A visit to Ottawa, the capital of Canada, doesn’t usually include horses, unless you’re headed to the RCMP stables where the musical ride practices (though in the summer it’s on tour). Yet, there are a number of riding outlets not far from the city and that’s primarily because Ottawa, situated along the Rideau Canal and Ottawa River is scenic, surrounded by miles of rural land and prime outdoor country. Overlook the winters and you’ve got the Portland, Oregon of Canada … sort of.
Spend the evenings at a downtown Ottawa pub (there are plenty), then watch the weekend fireworks and/or light show on the Parliament Buildings (during the summer). But in the afternoon, drive 30 to 45 minutes to experience a view of the lush summer or fall landscape – hills, streams, farmland and forest – from the back of a five-year-old Arab thoroughbred cross … which is exactly what I did.
Captiva Riding Farms, located in Wakefield, Quebec, 30-minutes outside of Ottawa, recently underwent an ownership change, but only after 32-years of steady operation. Fifty horses have made these 400-plus acres their home, until last year when the farm bought ten more horses from a nearby stable, closed due to retirement.
Many of the Captiva horses, including Freya (the second time I’ve ridden a horse with that name), have been born here sired by any of the thoroughbred stallions on the farm. Originally, this was a thoroughbred breeding farm before it became a trail riding facility more than three decades ago, according to our young guide Isabella, who’s taking us on an ‘advanced’ ride that includes trotting through the hills and fields that make up this expansive property. (I passed on cantering based on the energy of my green mount).
The land around here is largely undeveloped – homes are built on the side of the hills under dense canopies of leaves. In the distance, we can see small ski hills; around us are fields and rock trails (some a little steep) cutting through the forest. Rich foliage covers the rolling hills of Wakefield, thanks the Gatineau River that meanders through the valley providing lakefront for homes and cottages and a passageway for recreational water vehicles.
Wakefield is a picturesque hamlet, anchored by the Wakefield Mill and Spa Inn. It’s the kind of town that makes an ideal backdrop for romantic rural weddings. Gift stores (including one dedicated to cats and dogs) line about three blocks of the road along the water, sharing space with many independent restaurants once serviced by a private steam train transporting people from Hull and Ottawa to the door of lakeside restaurants, only a few years ago. (There are plans to resurrect the train if the funding can be found to repair the washed out rail line or turn it into a bike path; however, the drive to Wakefield mainly along Highway 5 is easy).

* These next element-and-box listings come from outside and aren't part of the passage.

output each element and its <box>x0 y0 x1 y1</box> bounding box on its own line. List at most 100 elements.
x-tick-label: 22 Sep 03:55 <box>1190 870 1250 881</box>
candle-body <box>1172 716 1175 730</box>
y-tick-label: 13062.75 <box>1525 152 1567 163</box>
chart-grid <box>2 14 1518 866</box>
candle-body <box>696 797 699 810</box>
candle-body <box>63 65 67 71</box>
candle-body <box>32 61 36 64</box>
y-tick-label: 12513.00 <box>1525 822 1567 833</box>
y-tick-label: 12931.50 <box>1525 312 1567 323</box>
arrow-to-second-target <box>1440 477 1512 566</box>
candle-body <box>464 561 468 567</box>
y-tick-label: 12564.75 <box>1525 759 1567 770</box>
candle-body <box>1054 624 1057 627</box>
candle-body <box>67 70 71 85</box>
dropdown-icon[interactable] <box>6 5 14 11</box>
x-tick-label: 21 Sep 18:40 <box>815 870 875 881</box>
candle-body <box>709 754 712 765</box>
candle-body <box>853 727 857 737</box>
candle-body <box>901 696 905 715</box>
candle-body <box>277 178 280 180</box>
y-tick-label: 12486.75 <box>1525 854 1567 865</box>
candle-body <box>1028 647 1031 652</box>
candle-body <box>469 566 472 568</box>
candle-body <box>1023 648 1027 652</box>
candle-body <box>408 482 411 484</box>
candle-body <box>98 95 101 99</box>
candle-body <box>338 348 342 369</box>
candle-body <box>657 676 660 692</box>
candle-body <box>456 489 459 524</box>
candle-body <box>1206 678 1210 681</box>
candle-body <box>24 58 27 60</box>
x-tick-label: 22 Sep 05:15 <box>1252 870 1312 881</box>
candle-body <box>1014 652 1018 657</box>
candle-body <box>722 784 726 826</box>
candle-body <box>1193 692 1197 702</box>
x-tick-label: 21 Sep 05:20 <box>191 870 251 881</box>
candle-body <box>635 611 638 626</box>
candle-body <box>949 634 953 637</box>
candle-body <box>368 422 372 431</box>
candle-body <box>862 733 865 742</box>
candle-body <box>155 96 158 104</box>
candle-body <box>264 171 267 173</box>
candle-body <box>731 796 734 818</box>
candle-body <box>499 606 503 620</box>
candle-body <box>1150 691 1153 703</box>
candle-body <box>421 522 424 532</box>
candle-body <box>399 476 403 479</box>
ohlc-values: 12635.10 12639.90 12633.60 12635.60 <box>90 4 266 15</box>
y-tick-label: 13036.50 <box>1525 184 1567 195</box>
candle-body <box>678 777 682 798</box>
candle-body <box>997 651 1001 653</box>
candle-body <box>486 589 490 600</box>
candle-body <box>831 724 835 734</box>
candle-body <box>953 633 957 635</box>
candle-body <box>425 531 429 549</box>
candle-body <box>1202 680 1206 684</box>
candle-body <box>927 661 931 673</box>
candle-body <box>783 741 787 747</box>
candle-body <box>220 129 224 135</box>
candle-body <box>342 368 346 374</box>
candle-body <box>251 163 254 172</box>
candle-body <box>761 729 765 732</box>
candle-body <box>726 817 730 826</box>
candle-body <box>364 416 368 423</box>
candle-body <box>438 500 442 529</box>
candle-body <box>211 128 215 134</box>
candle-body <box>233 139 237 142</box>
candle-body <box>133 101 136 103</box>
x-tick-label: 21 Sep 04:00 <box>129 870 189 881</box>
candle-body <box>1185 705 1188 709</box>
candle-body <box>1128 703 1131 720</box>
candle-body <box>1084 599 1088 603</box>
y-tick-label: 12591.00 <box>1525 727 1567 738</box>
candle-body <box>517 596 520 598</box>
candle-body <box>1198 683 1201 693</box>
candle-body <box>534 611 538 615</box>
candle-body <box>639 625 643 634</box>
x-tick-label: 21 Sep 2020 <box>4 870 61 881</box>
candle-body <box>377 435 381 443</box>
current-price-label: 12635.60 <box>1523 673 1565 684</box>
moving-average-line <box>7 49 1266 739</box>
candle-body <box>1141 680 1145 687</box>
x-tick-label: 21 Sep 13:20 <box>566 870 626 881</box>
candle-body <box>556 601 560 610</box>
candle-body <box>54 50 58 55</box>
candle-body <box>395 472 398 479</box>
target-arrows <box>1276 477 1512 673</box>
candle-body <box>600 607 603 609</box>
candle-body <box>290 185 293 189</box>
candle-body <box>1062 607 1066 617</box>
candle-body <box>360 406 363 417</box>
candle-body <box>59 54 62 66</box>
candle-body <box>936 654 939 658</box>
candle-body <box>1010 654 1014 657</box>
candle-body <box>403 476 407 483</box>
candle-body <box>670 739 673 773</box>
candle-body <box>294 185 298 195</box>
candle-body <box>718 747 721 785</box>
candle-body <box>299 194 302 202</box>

Back on the farm, after a breakfast of homemade potato latkes, smoked salmon and fruit, at Wakefields’ Pot Au Feu along the river, I’m waiting for our afternoon trail ride to start so I visit the small ‘petting zoo’ of a couple of alpacas, a goat and some bunnies that participate in children’s birthday parties hosted here. To the public, one- or two-hour trail rides are offered. The property is big enough that on the two-hour ride you never see the same view twice, according to Isabella, who is now working here full-time after three summers of volunteering. The staff members are young, but well-managed. The horses are friendly with each other, a benefit of being part of a life-long herd.

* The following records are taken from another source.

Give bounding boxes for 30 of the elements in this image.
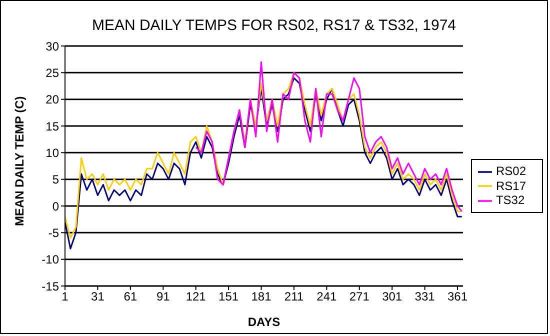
x-tick-label: 271 — [349, 290, 370, 304]
x-tick-label: 121 — [186, 290, 206, 304]
line-series — [195, 61, 463, 212]
y-tick-label: 5 — [52, 172, 60, 187]
y-tick-label: 15 — [46, 119, 60, 134]
x-tick-label: 151 — [218, 290, 239, 304]
x-tick-label: 331 — [414, 290, 436, 304]
x-tick-label: 361 — [448, 290, 468, 304]
legend-label: RS17 — [496, 178, 526, 193]
y-tick-label: 25 — [46, 66, 60, 80]
legend-label: TS32 — [496, 193, 525, 208]
y-tick-label: 0 — [52, 199, 60, 214]
x-tick-label: 181 — [251, 290, 272, 304]
x-tick-label: 31 — [91, 290, 105, 304]
y-tick-label: 30 — [46, 39, 60, 54]
y-tick-label: -5 — [48, 226, 60, 240]
y-axis-title: MEAN DAILY TEMP (C) — [12, 96, 26, 226]
x-tick-label: 301 — [382, 290, 402, 304]
x-tick-label: 61 — [124, 290, 138, 304]
x-tick-label: 1 — [62, 290, 69, 304]
y-tick-label: -10 — [42, 252, 60, 267]
y-tick-label: -15 — [42, 279, 60, 294]
x-tick-label: 241 — [316, 290, 338, 304]
x-axis-title: DAYS — [248, 315, 280, 329]
legend-label: RS02 — [496, 164, 526, 178]
x-tick-label: 211 — [284, 290, 304, 304]
chart-title: MEAN DAILY TEMPS FOR RS02, RS17 & TS32, 1974 — [90, 17, 458, 34]
x-tick-label: 91 — [156, 290, 170, 304]
y-tick-label: 10 — [46, 146, 60, 160]
y-tick-label: 20 — [46, 92, 60, 107]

A half-hour lesson is available, and recommended, before a ride. In fact, it’s mandatory for those less than 17 years old. Summer weekends are the busiest time, yet the farm accommodated our ride of two taking us away from the nose to tail experience and making it just a little more spunky. Winter rides are also available, though sleigh rides at that time are more popular. Colour changes of fall would be spectacular, so maybe I’ll make this my three-season destination … or dream of it anyway.